What do you think the pig and piglet market will be like in 5 years’ time?

With the tightening of existing legislation and regulations and the introduction of new restrictions on cattle farming in the Netherlands, quite a number of farmers will decide to pack it in over the coming years, meaning that there will be fewer pigs in our country. Besides that, regulations for long-distance transport have also been tightened in the Netherlands. How this will affect the market remains to be seen, but I don’t think it will make things easier. We are also increasingly seeing animal rights activists targeting our industry, which has put our entire industry in the spotlight. These three factors make that we need to start focusing on a larger international market. We are, in fact, already doing that in Denmark and Germany, but how to handle this further and how to grow in the international market... that will be the real challenge!

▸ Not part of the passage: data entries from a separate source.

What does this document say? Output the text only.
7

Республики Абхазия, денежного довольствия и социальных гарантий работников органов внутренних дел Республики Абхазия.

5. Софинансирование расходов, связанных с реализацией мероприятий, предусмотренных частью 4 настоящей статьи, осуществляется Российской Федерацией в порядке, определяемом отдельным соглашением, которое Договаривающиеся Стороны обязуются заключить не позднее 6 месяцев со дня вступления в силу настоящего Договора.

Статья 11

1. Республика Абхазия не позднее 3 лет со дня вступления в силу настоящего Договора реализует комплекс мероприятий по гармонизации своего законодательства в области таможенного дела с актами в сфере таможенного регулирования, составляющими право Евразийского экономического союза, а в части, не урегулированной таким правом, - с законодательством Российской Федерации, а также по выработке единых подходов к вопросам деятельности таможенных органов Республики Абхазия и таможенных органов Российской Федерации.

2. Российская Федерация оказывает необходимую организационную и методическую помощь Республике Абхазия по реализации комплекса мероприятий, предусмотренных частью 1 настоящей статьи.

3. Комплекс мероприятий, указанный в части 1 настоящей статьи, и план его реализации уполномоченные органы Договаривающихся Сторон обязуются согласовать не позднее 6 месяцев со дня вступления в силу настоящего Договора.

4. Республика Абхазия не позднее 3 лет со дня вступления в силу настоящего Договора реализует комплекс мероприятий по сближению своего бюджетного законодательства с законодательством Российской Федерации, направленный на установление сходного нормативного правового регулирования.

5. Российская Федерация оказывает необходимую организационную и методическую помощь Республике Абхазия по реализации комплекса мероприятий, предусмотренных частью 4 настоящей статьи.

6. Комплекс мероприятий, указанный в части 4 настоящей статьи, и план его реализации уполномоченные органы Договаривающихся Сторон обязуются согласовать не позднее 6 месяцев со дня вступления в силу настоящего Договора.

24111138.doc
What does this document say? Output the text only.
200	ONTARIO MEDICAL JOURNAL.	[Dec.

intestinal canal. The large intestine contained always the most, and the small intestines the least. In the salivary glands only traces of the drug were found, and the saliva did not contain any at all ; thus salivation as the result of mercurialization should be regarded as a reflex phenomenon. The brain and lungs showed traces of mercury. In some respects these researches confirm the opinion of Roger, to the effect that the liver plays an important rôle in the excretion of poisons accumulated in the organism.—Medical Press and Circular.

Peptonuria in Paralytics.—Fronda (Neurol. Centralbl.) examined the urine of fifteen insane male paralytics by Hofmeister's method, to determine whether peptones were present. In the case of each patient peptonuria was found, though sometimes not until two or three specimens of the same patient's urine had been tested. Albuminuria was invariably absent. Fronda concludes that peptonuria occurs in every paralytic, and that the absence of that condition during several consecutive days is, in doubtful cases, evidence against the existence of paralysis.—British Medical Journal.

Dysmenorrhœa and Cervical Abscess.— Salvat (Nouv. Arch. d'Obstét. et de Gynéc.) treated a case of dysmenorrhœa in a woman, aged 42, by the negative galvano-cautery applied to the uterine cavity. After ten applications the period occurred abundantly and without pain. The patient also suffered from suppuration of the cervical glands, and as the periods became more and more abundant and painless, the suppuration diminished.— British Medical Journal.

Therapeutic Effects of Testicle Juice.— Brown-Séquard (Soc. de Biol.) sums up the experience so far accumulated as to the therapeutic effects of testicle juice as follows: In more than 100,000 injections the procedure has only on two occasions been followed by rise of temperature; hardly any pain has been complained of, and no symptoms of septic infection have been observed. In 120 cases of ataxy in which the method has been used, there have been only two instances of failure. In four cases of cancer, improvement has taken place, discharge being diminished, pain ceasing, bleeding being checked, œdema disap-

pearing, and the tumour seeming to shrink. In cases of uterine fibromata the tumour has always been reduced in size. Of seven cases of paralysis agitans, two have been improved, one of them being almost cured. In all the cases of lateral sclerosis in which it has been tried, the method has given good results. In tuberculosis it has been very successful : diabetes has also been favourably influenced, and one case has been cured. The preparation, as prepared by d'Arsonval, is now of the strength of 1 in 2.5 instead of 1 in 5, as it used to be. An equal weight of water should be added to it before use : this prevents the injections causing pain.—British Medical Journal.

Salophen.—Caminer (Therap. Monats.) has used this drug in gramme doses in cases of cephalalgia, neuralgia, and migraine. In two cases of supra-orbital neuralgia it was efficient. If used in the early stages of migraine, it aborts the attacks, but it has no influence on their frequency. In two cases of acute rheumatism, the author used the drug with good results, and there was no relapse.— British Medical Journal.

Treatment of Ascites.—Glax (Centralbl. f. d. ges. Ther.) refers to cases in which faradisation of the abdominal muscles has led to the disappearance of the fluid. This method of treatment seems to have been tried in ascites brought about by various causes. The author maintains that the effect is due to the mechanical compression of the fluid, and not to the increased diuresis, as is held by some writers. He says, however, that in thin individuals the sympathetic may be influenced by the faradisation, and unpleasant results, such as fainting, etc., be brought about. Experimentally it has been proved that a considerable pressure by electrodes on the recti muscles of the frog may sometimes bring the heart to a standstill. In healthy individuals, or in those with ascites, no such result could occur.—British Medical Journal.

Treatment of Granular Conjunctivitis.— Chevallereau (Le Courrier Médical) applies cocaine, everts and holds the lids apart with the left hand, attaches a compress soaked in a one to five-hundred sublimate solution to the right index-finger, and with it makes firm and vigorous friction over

What is the biggest blunder you’ve made at work?

One day, during the loading of a shipment of pigs in Eastern Germany, I realised that my car door had locked. I couldn't open it, because the key was locked inside, in the boot. We called German roadside assistance, but they couldn’t help us either. After we broke a window to get in, we realised we had no other option than to have the spare key sent over by international parcel service. In my overalls and Crocs, I had to wait for the package to arrive the next day. Luckily, the local farmer gave me fifty euros to, in my overalls and Crocs, go eat a schnitzel and check into a hotel for the night.